Français tués au Niger: toujours des questions, 1er résultats de l'autopsie

Par La rédaction

PARIS (AFP)

Des zones d'ombres subsistaient sur l'intervention militaire française contre les ravisseurs de deux Français tués samedi au lendemain de leur enlèvement au Niger, dont les corps ont été rapatriés mercredi à Paris où a débuté leur autopsie.

L'un d'eux a été tué par balle à bout portant, ce qui laisse penser à une exécution, l'autre est mort victime de brûlures dans des circonstances restant à établir, selon les premiers éléments de l'autopsie révélés mercredi de sources policières françaises à l'AFP.

L'hypothèse d'un tir ayant touché le réservoir de la voiture dans laquelle se trouvait ce dernier n'était pas exclue, selon ces sources.L'autopsie était toujours en cours en fin de journée.

Mardi, Alain Juppé avait affirmé que Vincent Delory et Antoine de Léocour, deux amis de 25 ans, ont été "exécutés" par leurs ravisseurs, et que l'un des Français avait été tué d'une balle dans la tête.

Selon une source médicale qui a pu voir les corps, les deux hommes "avaient été attachés, les mains dans le dos, et ils avaient des traces noires sur le corps".Une source proche de la présidence nigérienne avait auparavant assuré à l'AFP que "les corps étaient calcinés".

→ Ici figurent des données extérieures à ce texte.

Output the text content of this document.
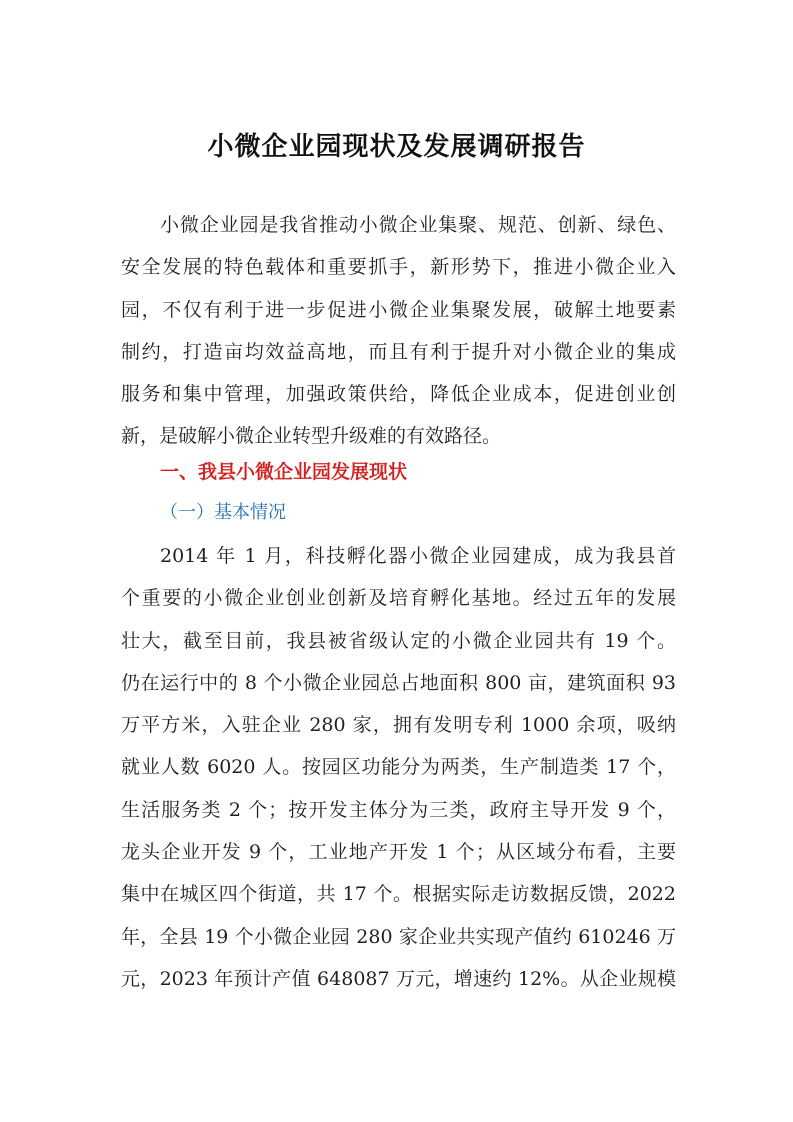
小微企业园现状及发展调研报告
小微企业园是我省推动小微企业集聚、规范、创新、绿色、
安全发展的特色载体和重要抓手，新形势下，推进小微企业入
园，不仅有利于进一步促进小微企业集聚发展，破解土地要素
制约，打造亩均效益高地，而且有利于提升对小微企业的集成
服务和集中管理，加强政策供给，降低企业成本，促进创业创
新，是破解小微企业转型升级难的有效路径。
一、我县小微企业园发展现状
（一）基本情况
2014 年 1 月，科技孵化器小微企业园建成，成为我县首
个重要的小微企业创业创新及培育孵化基地。经过五年的发展
壮大，截至目前，我县被省级认定的小微企业园共有 19 个。
仍在运行中的 8 个小微企业园总占地面积 800 亩，建筑面积 93
万平方米，入驻企业 280 家，拥有发明专利 1000 余项，吸纳
就业人数 6020 人。按园区功能分为两类，生产制造类 17 个，
生活服务类 2 个；按开发主体分为三类，政府主导开发 9 个，
龙头企业开发 9 个，工业地产开发 1 个；从区域分布看，主要
集中在城区四个街道，共 17 个。根据实际走访数据反馈，2022
年，全县 19 个小微企业园 280 家企业共实现产值约 610246 万
元，2023 年预计产值 648087 万元，增速约 12%。从企业规模
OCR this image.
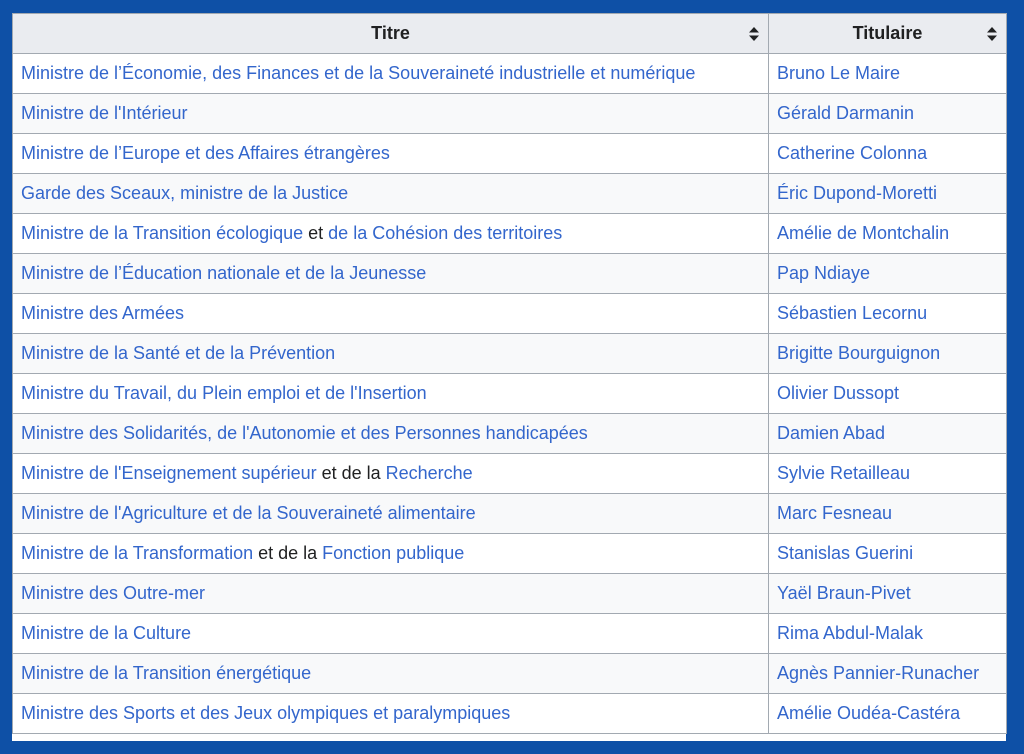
Titre	Titulaire

Ministre de l’Économie, des Finances et de la Souveraineté industrielle et numérique	Bruno Le Maire
Ministre de l'Intérieur	Gérald Darmanin
Ministre de l’Europe et des Affaires étrangères	Catherine Colonna
Garde des Sceaux, ministre de la Justice	Éric Dupond-Moretti
Ministre de la Transition écologique et de la Cohésion des territoires	Amélie de Montchalin
Ministre de l’Éducation nationale et de la Jeunesse	Pap Ndiaye
Ministre des Armées	Sébastien Lecornu
Ministre de la Santé et de la Prévention	Brigitte Bourguignon
Ministre du Travail, du Plein emploi et de l'Insertion	Olivier Dussopt
Ministre des Solidarités, de l'Autonomie et des Personnes handicapées	Damien Abad
Ministre de l'Enseignement supérieur et de la Recherche	Sylvie Retailleau
Ministre de l'Agriculture et de la Souveraineté alimentaire	Marc Fesneau
Ministre de la Transformation et de la Fonction publique	Stanislas Guerini
Ministre des Outre-mer	Yaël Braun-Pivet
Ministre de la Culture	Rima Abdul-Malak
Ministre de la Transition énergétique	Agnès Pannier-Runacher
Ministre des Sports et des Jeux olympiques et paralympiques	Amélie Oudéa-Castéra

Selon des sources maliennes, des hélicoptères de combat français ont tiré sur le convoi de véhicules des ravisseurs dans le nord du Mali, à une quinzaine de kilomètres de la localité malienne de Tabankor (35 km au sud de Ménaka), où des épaves calcinées ont été retrouvées.

Les corps ont été rapatriés mercredi à bord d'un vol Air France en provenance de Niamey.

Cinq proches des deux jeunes hommes étaient à bord de l'appareil, dont la fiancée nigérienne d'Antoine de Léocour et des membres de sa famille.Une bénédiction des corps et une cérémonie de recueillement se sont tenues dans la plus stricte intimité à l'aéroport de Roissy.

Un peu plus tôt dans la journée, le ministère nigérien de l'Intérieur avait affirmé mercredi à l'AFP ne détenir "aucun terroriste" membre présumé d'Al-Qaïda au Maghreb islamique (Aqmi) impliqué dans l'enlèvement des deux otages français, contrairement à ce qui a été affirmé par Paris.

Le Premier ministre François Fillon avait déclaré mardi que deux ravisseurs faits prisonniers "ont été remis aux autorités nigériennes qui actuellement les interrogent avec le concours de la justice française".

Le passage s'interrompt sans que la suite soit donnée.